A Pioneer Taffy Pull for the Modern FamilyWritten by Glynis Neves
A Pioneer Taffy Pull for the Modern Family
Last week was Fall Break in our school district. I took advantage of some non-school time and took my kids to visit my dad. Because great minds tend to think alike, my sister had the same idea, and we all descended on my dad's house. As usually happens when we all get together, we decided we needed a project to keep everyone busy. Sometimes we clean out a closet, sometimes we organize family photos, but this time we decided on a good, old-fashioned taffy pull.
Since my niece was working on a family history project for a class, my sister talked her into using our family recipe for honey taffy. It's a recipe that has been used in our family for over a hundred years and there are amazing memories mixed up in it. My favorite childhood memories include visits from my grandparents that always included my grandfather making this taffy. He was always reluctant to let any children pull the hot taffy, so he would do it himself. I can still remember his hands pulling the taffy. They were strong, large hands, that seemed able to do anything.
As we began the taffy making process, the smell of cooking honey filled the house. My father sat, surrounded by his grandchildren as he regaled them with stories about his father and taffy pulls of the past. It is a memory that is etched on my heart, and the hearts of all those there.
Honey Taffy Recipe
Try this recipe for yourself, and start your own taffy pull tradition!
In a heavy saucepan combine 2 cups granulated sugar, 2 cups honey and 1 cup heavy cream.
Stir over medium heat until the sugar is dissolved.
Stop stirring and let mixture come to a boil. Clip on a candy thermometer and let the mixture come to a soft crack stage. This will take some time. It's important to test your thermometer before you start, so you know the exact temperature to look for!
The mixture will boil pretty high, so make sure you have a saucepan with tall sides.
While the mixture is boiling, prepare your cooling surface. In these pictures, you will see that we used my dad's granite countertops, but if you have a marble candy board, I'd recommend using that.

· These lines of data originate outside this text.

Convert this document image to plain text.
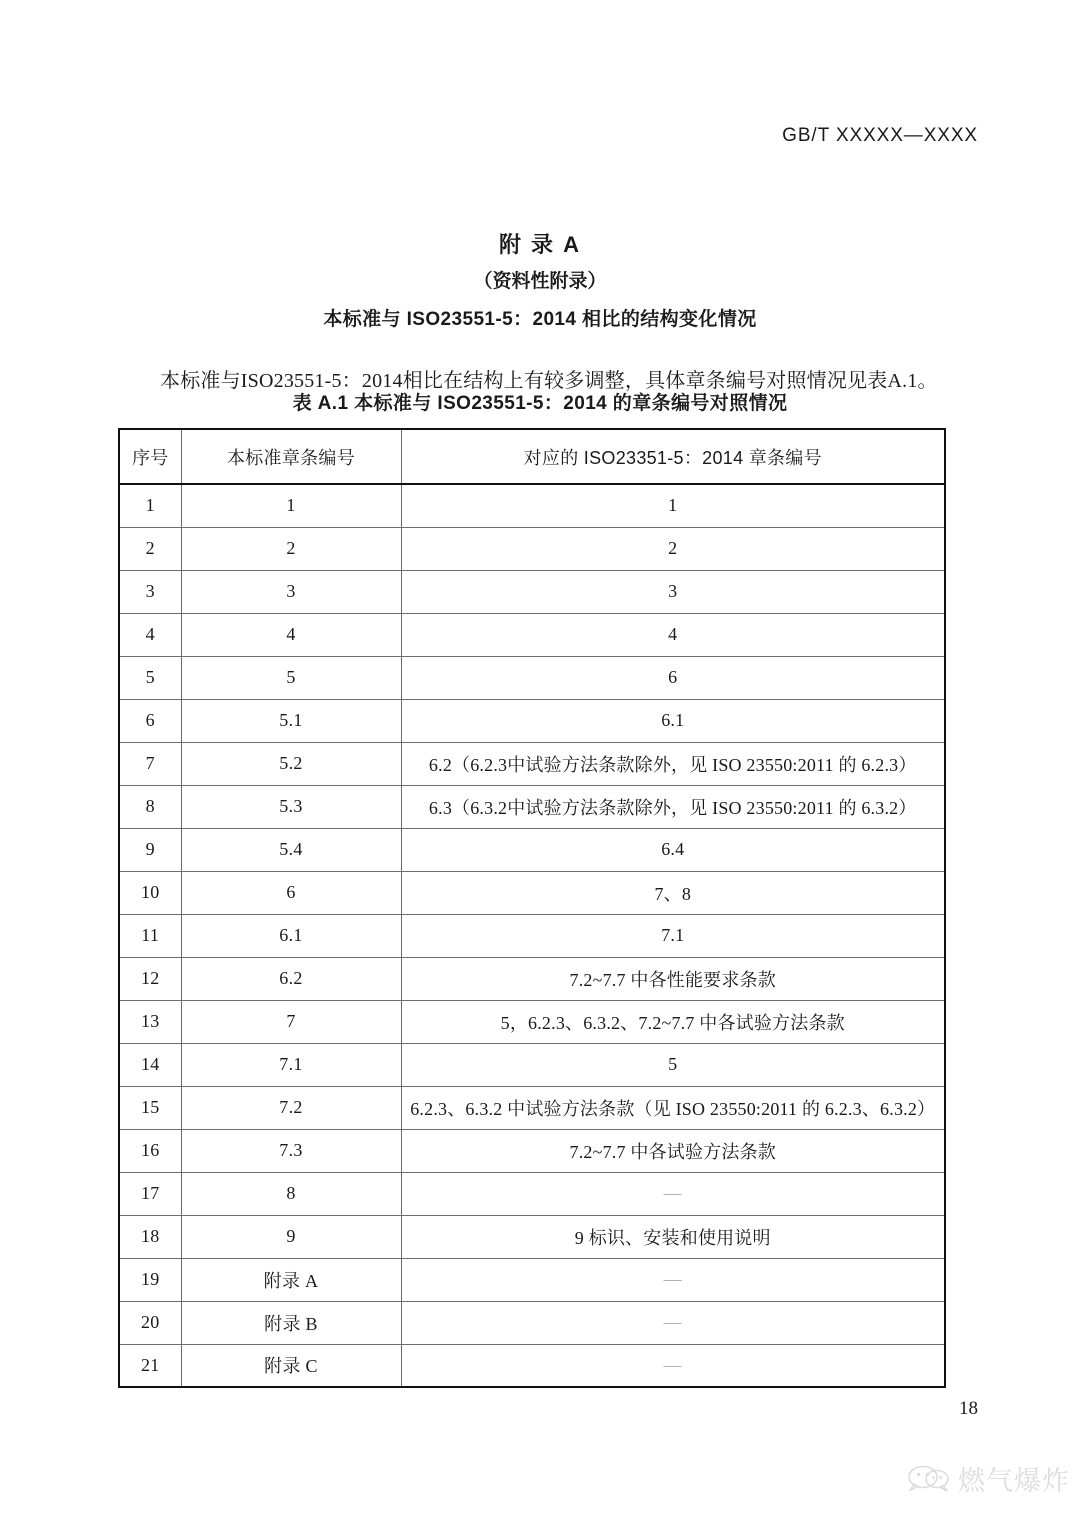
GB/T XXXXX—XXXX
附 录 A
（资料性附录）
本标准与 ISO23551-5：2014 相比的结构变化情况

本标准与ISO23551-5：2014相比在结构上有较多调整，具体章条编号对照情况见表A.1。

表 A.1 本标准与 ISO23551-5：2014 的章条编号对照情况
序号	本标准章条编号	对应的 ISO23351-5：2014 章条编号
1	1	1
2	2	2
3	3	3
4	4	4
5	5	6
6	5.1	6.1
7	5.2	6.2（6.2.3中试验方法条款除外，见 ISO 23550:2011 的 6.2.3）
8	5.3	6.3（6.3.2中试验方法条款除外，见 ISO 23550:2011 的 6.3.2）
9	5.4	6.4
10	6	7、8
11	6.1	7.1
12	6.2	7.2~7.7 中各性能要求条款
13	7	5，6.2.3、6.3.2、7.2~7.7 中各试验方法条款
14	7.1	5
15	7.2	6.2.3、6.3.2 中试验方法条款（见 ISO 23550:2011 的 6.2.3、6.3.2）
16	7.3	7.2~7.7 中各试验方法条款
17	8	—
18	9	9 标识、安装和使用说明
19	附录 A	—
20	附录 B	—
21	附录 C	—
18
燃气爆炸
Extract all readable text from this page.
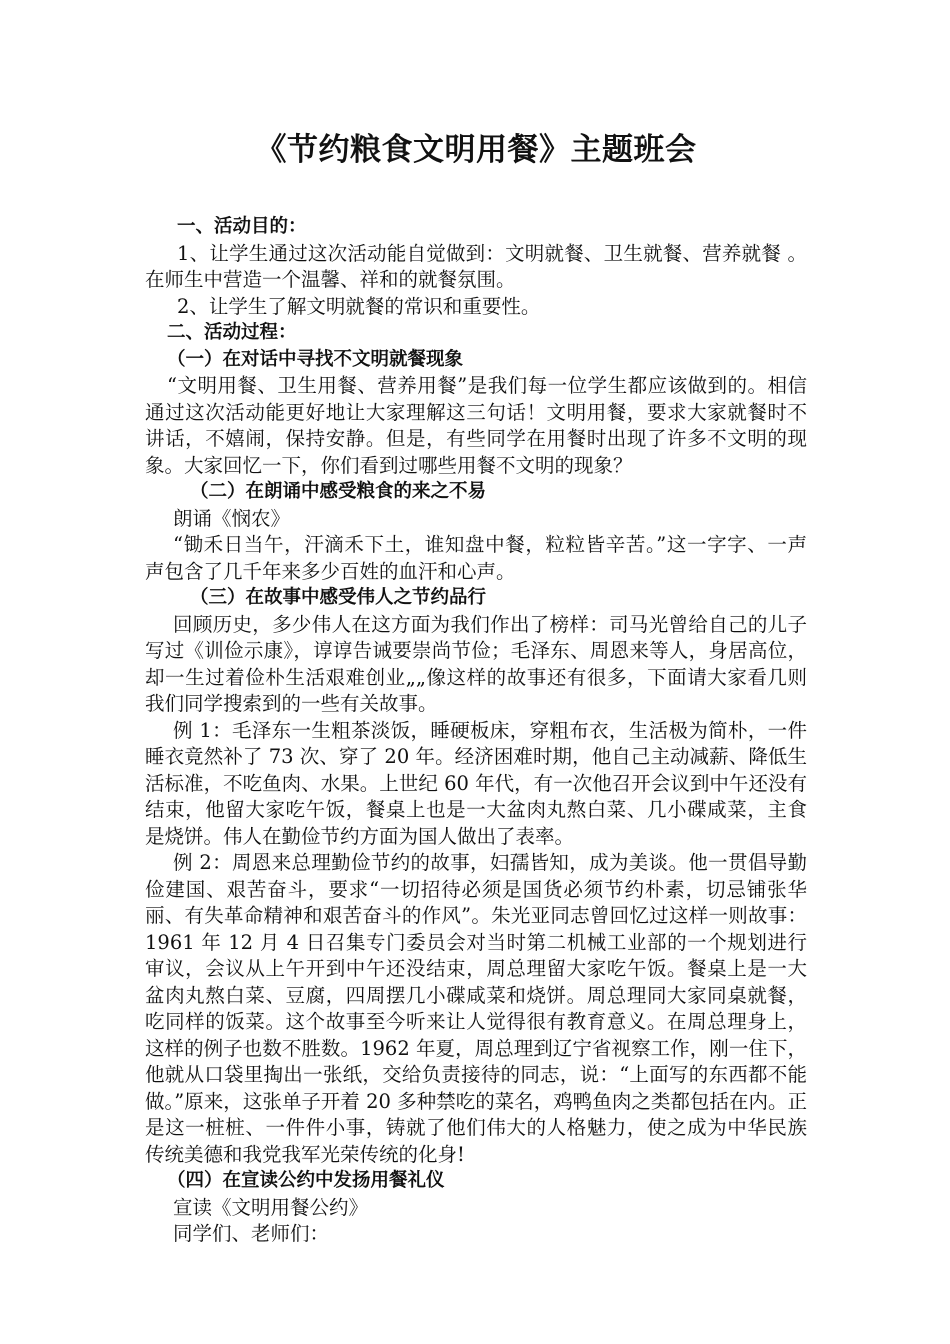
《节约粮食文明用餐》主题班会
一、活动目的：
1、让学生通过这次活动能自觉做到：文明就餐、卫生就餐、营养就餐 。在师生中营造一个温馨、祥和的就餐氛围。
2、让学生了解文明就餐的常识和重要性。
二、活动过程：
（一）在对话中寻找不文明就餐现象
“文明用餐、卫生用餐、营养用餐”是我们每一位学生都应该做到的。相信通过这次活动能更好地让大家理解这三句话！文明用餐，要求大家就餐时不讲话，不嬉闹，保持安静。但是，有些同学在用餐时出现了许多不文明的现象。大家回忆一下，你们看到过哪些用餐不文明的现象？
（二）在朗诵中感受粮食的来之不易
朗诵《悯农》
“锄禾日当午，汗滴禾下土，谁知盘中餐，粒粒皆辛苦。”这一字字、一声声包含了几千年来多少百姓的血汗和心声。
（三）在故事中感受伟人之节约品行
回顾历史，多少伟人在这方面为我们作出了榜样：司马光曾给自己的儿子写过《训俭示康》，谆谆告诫要崇尚节俭；毛泽东、周恩来等人，身居高位，却一生过着俭朴生活艰难创业„„像这样的故事还有很多，下面请大家看几则我们同学搜索到的一些有关故事。
例 1：毛泽东一生粗茶淡饭，睡硬板床，穿粗布衣，生活极为简朴，一件睡衣竟然补了 73 次、穿了 20 年。经济困难时期，他自己主动减薪、降低生活标准，不吃鱼肉、水果。上世纪 60 年代，有一次他召开会议到中午还没有结束，他留大家吃午饭，餐桌上也是一大盆肉丸熬白菜、几小碟咸菜，主食是烧饼。伟人在勤俭节约方面为国人做出了表率。
例 2：周恩来总理勤俭节约的故事，妇孺皆知，成为美谈。他一贯倡导勤俭建国、艰苦奋斗，要求“一切招待必须是国货必须节约朴素，切忌铺张华丽、有失革命精神和艰苦奋斗的作风”。朱光亚同志曾回忆过这样一则故事：1961 年 12 月 4 日召集专门委员会对当时第二机械工业部的一个规划进行审议，会议从上午开到中午还没结束，周总理留大家吃午饭。餐桌上是一大盆肉丸熬白菜、豆腐，四周摆几小碟咸菜和烧饼。周总理同大家同桌就餐，吃同样的饭菜。这个故事至今听来让人觉得很有教育意义。在周总理身上，这样的例子也数不胜数。1962 年夏，周总理到辽宁省视察工作，刚一住下，他就从口袋里掏出一张纸，交给负责接待的同志，说：“上面写的东西都不能做。”原来，这张单子开着 20 多种禁吃的菜名，鸡鸭鱼肉之类都包括在内。正是这一桩桩、一件件小事，铸就了他们伟大的人格魅力，使之成为中华民族传统美德和我党我军光荣传统的化身!
（四）在宣读公约中发扬用餐礼仪
宣读《文明用餐公约》
同学们、老师们：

Butter your surface thoroughly! Once the mixture has reached the soft crack stage, remove the candy thermometer, and pour the mixture onto your prepared surface.

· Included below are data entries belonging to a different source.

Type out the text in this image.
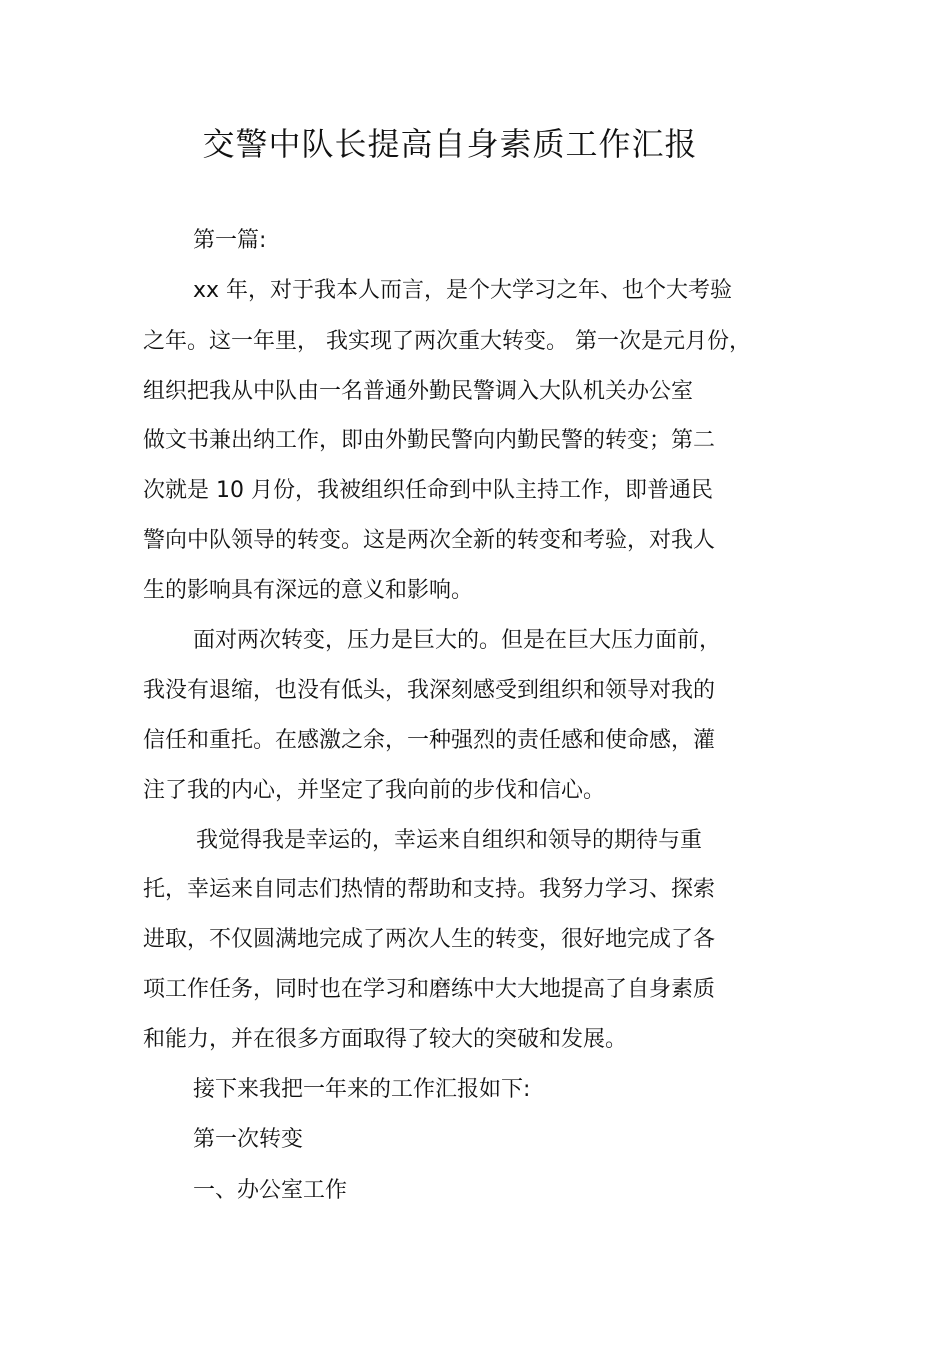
交警中队长提高自身素质工作汇报
第一篇:
xx 年，对于我本人而言，是个大学习之年、也个大考验
之年。这一年里， 我实现了两次重大转变。 第一次是元月份，
组织把我从中队由一名普通外勤民警调入大队机关办公室
做文书兼出纳工作，即由外勤民警向内勤民警的转变；第二
次就是 10 月份，我被组织任命到中队主持工作，即普通民
警向中队领导的转变。这是两次全新的转变和考验，对我人
生的影响具有深远的意义和影响。
面对两次转变，压力是巨大的。但是在巨大压力面前，
我没有退缩，也没有低头，我深刻感受到组织和领导对我的
信任和重托。在感激之余，一种强烈的责任感和使命感，灌
注了我的内心，并坚定了我向前的步伐和信心。
我觉得我是幸运的，幸运来自组织和领导的期待与重
托，幸运来自同志们热情的帮助和支持。我努力学习、探索
进取，不仅圆满地完成了两次人生的转变，很好地完成了各
项工作任务，同时也在学习和磨练中大大地提高了自身素质
和能力，并在很多方面取得了较大的突破和发展。
接下来我把一年来的工作汇报如下:
第一次转变
一、办公室工作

Immediately begin "turning" the mixture in on itself. A buttered metal spatula works best (as we found after trying a silicone spatula). You want to keep folding the mixture in on itself to help cool it down.

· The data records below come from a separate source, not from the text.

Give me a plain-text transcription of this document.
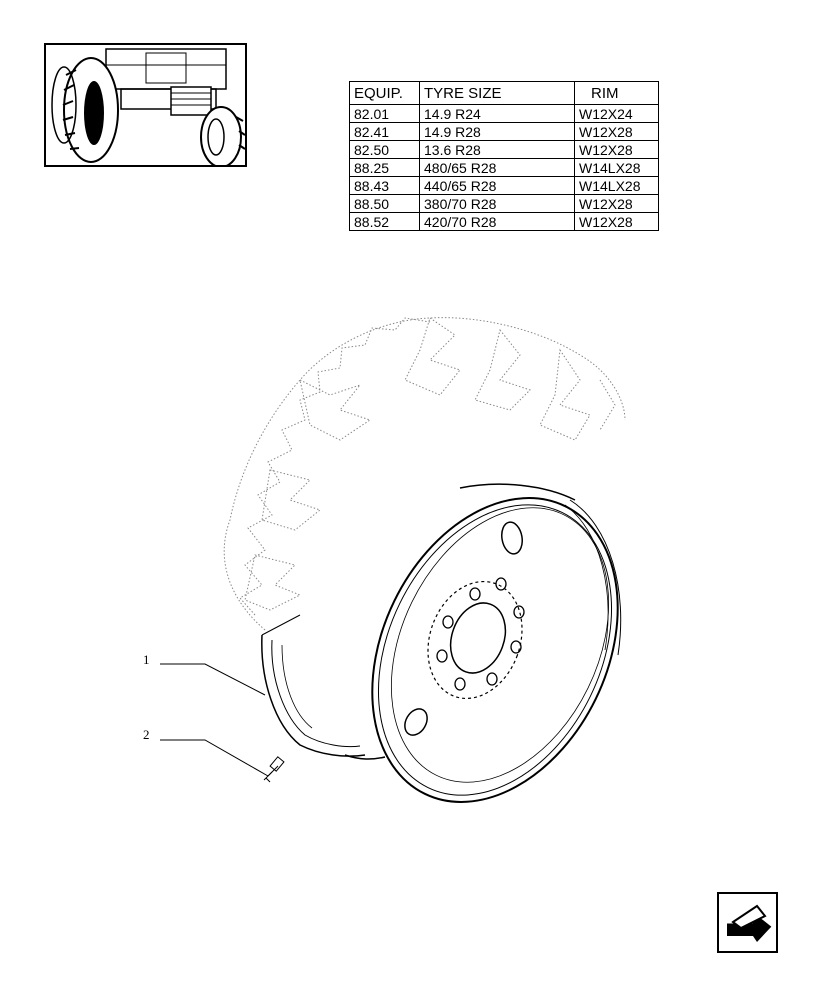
EQUIP.	TYRE SIZE	RIM
82.01	14.9 R24	W12X24
82.41	14.9 R28	W12X28
82.50	13.6 R28	W12X28
88.25	480/65 R28	W14LX28
88.43	440/65 R28	W14LX28
88.50	380/70 R28	W12X28
88.52	420/70 R28	W12X28
1
2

Continue doing this until the mixture begins to hold it's shape rather than spreading back out.
And now comes the fun part! Have your helpers butter their hands really well. This will keep the hot sugar from sticking to and burning the skin. Divide the taffy into smaller portions and begin pulling.
At first it will seem stringy and hopeless, but keep at it. The trick is to incorporate air into the taffy, so pull, pull, pull!
We found that after the initial buttering of the hands, a light spritzing of non-stick cooking spray was all that was needed. Just make sure that your hands don't start burning!
Keep pulling until the taffy reaches a light, golden color.
Roll it into a rope and score with a butter knife every inch or so. Let is harden for 10-15 minutes while you prepare waxed paper for wrapping. Cut strips of waxed paper into squares about 1 1/2 inches long. When you are ready to wrap, pick up the taffy rope, and, using the handle of the butter knife, lightly tap on the scored lines. The taffy should break apart easily.
Wrap each piece in waxed paper.
Enjoy this taste of my pioneer heritage!
Do you have a recipe that you have made part of your holiday traditions? Is there a special person that initiated this recipe?